Monday, December 23, 2024

Ben Highmore's "Playgrounds"

Ben Highmore is Professor of Cultural Studies at the University of Sussex. He is the author of The Art of Brutalism: Rescuing Hope from Catastrophe in 1950s Britain (2017) and Lifestyle Revolution: How Taste Changed Class in Late 20th-Century Britain (2023).

Highmore applied the “Page 99 Test” to his new book, Playgrounds: The Experimental Years, and reported the following:
Page 99 of Playgrounds, the experimental years falls roughly into two halves. The bottom half of the page consists of a photograph of a playground on London’s South Bank, which was included in the film Come Out to Play, from 1954, which accompanied an exhibition and a symposium on Children’s Playgrounds. This playground was built for the Festival of Britain in 1951 and has that mid-century modern feel to it. The photograph shows the playground from above. It consists of a model of a large concrete ship, with a set of funnels. The main part of the ship is filled with sand and about 10 children are playing in it. Nearby are a set of swings, some concrete cubes for clambering over, and a roundabout set on a raised area. In the middle there is a small cluster of mothers and a pram. The top half of the page introduces the playground exhibition and explains that it divided playgrounds into 5 types. The first type was ‘the equipped playground’. Today this might be referred to as a ‘static playground’ or conventional playground and is probably the playground that most usually springs to mind: a flat area of asphalt or concrete (or more recently, spongy rubber) with a selection of fixed devices (swings, slides, and so on). The second type was the ‘unequipped playground’, which as the name suggests was just the flat space and was usually used for playing ball games. The third type was the ‘natural playground’, which the exhibition catalogue describes as a ‘romping ground with undulation, banks, trees, bushes and other natural features’ – basically a section of a park. The fourth type mentioned is the ‘adventure playground’ which had a prominent place in the exhibition and in the debates surrounding it. The catalogue describes the adventure playground as a place where ‘destruction and vandalism are transmuted into creative effort’. Lastly, and least remembered, was the ‘traffic playground’: a miniature road system that children navigated on bikes and in peddle cars.

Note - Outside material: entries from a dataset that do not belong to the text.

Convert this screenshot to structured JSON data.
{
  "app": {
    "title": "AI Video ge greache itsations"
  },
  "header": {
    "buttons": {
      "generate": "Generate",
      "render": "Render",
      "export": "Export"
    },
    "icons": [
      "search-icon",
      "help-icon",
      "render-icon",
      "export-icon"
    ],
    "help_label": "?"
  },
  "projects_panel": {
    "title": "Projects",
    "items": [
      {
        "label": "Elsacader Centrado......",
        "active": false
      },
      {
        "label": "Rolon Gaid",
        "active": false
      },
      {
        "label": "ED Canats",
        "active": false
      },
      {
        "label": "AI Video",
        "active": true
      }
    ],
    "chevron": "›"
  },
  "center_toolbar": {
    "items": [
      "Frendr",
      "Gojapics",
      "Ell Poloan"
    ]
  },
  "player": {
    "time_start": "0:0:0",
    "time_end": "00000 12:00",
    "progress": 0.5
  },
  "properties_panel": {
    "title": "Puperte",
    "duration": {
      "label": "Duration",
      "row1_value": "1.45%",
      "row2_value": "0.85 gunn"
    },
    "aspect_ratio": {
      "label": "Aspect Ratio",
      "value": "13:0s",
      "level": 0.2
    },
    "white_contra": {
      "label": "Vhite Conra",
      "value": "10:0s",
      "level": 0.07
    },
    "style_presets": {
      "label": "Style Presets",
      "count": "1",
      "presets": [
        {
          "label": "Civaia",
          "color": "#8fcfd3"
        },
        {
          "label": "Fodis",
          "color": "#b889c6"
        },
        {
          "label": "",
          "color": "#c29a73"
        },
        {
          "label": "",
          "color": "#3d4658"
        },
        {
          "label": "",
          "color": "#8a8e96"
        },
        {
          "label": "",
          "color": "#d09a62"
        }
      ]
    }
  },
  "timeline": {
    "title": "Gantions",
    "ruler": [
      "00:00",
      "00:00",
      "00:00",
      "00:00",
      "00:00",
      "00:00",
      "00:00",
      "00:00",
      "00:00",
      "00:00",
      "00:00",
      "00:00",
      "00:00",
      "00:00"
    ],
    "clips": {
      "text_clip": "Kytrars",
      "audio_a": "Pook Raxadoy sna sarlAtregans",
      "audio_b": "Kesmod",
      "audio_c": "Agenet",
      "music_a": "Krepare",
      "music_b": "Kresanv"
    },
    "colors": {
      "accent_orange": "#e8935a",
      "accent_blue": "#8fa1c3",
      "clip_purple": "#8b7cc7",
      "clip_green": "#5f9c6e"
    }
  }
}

Page 99 gives the reader a good flavour of the book in terms of the prominence of images throughout the volume. But in other ways it isn’t particularly representative. The book primarily tells the story of the rise of the adventure playground and associated types of play spaces (junk playgrounds, city farms, and the like). These are playgrounds that could be seen as having a social mission. I tell the story of how a playground movement emerged in the late nineteenth century and was then revived in the immediate postwar years, as a ‘child saving’ movement. While the conventional, static playground was simply about physical play and ‘letting off steam’, the adventure playground movement saw itself as creating a safe, creative space, away from adult rules about obedience and authority. It was going to be a space where the young could develop on their own terms.

Page 99 comes at a pivotal moment in the unfolding story of experimental playgrounds. It comes at the start of a chapter titled ‘Busy Roads and High-Rise Living’, which provides the social context for understanding adventure playgrounds and the arguments that were unfolding around them. The adventure playground was a response to a set of forces that was increasingly turning inner cities into hostile environments for children and young people. The exponential rise in traffic posed a daily threat to the lives of children who had been used to playing in the street; more and more working-class children were living in tower blocks without much provision for play; and children wandering around the city on their own were being perceived by the police as potential juvenile delinquents. My book sidelines the school playground and the conventional swings and slides playground, to look intensely at the past, the present, and the future of these inspiring experimental playgrounds.